Meski demikian, program mengatasi kemacetan itu sampai sejauh ini dinilai belum berhasil. Hal itu terbukti dari gagalnya pengadaan bus pada tahun 2013, yang berujung pada mencuatnya kasus bus berkarat.
Salah satu pengusaha metromini, Azas Tigor Nainggolan, menganggap gagalnya pengadaan bus merupakan akibat dari penerapan kebijakan yang salah. Menurut Tigor, seharusnya pengadaan bus tidak dilakukan langsung oleh Pemerintah Provinsi DKI Jakarta.
Seharusnya, kata dia, Pemprov DKI menyerahkan saja proses pengadaan bus ke pengusaha angkutan. Adapun peran Pemprov DKI adalah sebagai pihak penjamin, terutama yang menyangkut tentang bunga di bank dan pajak bea masuk kendaraan.
"Seharusnya pemerintah menjadi penjamin bagi para pengusaha. Misalnya dalam hal pengadaan bus, yang beli busnya pengusaha, tetapi Pemprov yang bayar bunga banknya. Terus pajak bea masuknya, Pemprov bisa bantu melobi ke pemerintah pusat supaya pajaknya dibuat nol persen sehingga harganya murah. Jadi, pengusaha bisa melakukan peremajaan bus," kata Tigor kepada Kompas.com.
Tigor mengatakan, apabila Pemprov DKI bisa menjadi pihak penjamin dalam hal bunga bank dan bea masuk, ia yakin para pengusaha angkutan umum akan bersedia meremajakan kendaraan miliknya.
Pada dasarnya, kata Tigor, pengusaha angkutan umum tidak pernah merasa keberatan untuk meremajakan angkutan miliknya. Namun, tentu saja hal itu harus dibarengi dengan bantuan dari pemerintah.
"Kami mau saja ganti bus, tetapi ya mohon bantuan juga dari pemerintah. Pemprov harus membantu para pengusaha angkutan. Jangan sampai juga Pemprov membiarkan masuknya operator baru, tetapi operator lama ditelantarkan," ujar mantan Ketua Dewan Transportasi Kota Jakarta (DTKJ) itu.
Sebagai informasi, Pemprov DKI pada akhir 2013 membeli 450 bus buatan Tiongkok bermerek Ankai dan Yutong.

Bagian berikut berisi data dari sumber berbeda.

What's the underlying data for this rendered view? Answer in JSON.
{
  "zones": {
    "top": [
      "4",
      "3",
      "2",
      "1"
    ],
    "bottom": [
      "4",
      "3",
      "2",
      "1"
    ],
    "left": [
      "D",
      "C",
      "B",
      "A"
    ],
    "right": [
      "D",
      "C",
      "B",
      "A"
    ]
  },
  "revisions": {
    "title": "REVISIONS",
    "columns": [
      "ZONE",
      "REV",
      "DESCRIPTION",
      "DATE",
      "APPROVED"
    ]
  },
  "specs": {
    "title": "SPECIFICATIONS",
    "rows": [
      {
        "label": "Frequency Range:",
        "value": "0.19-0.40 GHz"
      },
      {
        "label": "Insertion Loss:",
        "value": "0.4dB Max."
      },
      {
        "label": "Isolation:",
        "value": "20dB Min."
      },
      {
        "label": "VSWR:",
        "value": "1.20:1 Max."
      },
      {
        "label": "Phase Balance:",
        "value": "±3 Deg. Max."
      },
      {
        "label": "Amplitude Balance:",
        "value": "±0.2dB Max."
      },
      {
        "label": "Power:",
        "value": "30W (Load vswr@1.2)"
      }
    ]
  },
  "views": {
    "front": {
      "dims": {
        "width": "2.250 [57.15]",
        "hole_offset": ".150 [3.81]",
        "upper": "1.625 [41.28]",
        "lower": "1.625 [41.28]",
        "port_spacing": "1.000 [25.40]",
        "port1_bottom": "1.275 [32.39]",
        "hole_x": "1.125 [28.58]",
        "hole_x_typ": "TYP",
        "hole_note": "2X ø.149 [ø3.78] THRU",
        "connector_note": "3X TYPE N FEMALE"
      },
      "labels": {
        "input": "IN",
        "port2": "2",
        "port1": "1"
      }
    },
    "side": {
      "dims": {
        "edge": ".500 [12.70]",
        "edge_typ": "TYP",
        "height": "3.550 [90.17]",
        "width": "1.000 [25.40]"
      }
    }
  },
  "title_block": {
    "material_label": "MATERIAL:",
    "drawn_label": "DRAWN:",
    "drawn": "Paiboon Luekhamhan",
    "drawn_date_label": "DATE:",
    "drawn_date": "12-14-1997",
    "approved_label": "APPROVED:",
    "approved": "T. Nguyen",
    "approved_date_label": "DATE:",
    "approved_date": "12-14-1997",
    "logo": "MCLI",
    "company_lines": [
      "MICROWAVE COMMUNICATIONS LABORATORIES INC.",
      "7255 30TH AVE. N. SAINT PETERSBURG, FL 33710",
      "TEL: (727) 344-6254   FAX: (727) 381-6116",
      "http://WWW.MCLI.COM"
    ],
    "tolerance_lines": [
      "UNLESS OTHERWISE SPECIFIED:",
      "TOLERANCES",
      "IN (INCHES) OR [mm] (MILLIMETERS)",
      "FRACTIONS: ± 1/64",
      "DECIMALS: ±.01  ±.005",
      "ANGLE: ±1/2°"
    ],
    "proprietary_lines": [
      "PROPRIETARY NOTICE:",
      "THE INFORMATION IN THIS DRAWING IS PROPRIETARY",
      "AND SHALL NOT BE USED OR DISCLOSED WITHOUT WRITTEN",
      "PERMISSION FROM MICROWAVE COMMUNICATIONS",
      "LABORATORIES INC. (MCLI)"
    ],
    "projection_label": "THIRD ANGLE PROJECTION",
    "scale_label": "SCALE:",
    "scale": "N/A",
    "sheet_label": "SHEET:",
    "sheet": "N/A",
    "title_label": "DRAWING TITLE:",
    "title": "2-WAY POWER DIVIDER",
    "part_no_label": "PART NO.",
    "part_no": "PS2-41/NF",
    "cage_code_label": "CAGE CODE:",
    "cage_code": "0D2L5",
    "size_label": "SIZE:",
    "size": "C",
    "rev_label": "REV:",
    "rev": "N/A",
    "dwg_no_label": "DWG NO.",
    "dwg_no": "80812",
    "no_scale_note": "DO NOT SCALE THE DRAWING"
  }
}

Namun, pada perkembangannya, beberapa bus ditemukan dalam kondisi tak layak karena beberapa komponen berkarat.
Akibatnya, Pemprov DKI enggan melunasi pembayaran bus. Ratusan bus pun hingga saat ini tak bisa digunakan dan teronggok begitu saja di depo bus milik PPD di Ciputat. Kegagalan pengadaan bus pun akhirnya menggelinding ke ranah hukum.
Ada beberapa pejabat di lingkungan Dinas Perhubungan DKI yang ditetapkan sebagai tersangka atas dugaan mark-up, salah satunya mantan Kepala Dinas Perhubungan DKI Jakarta, Udar Pristono.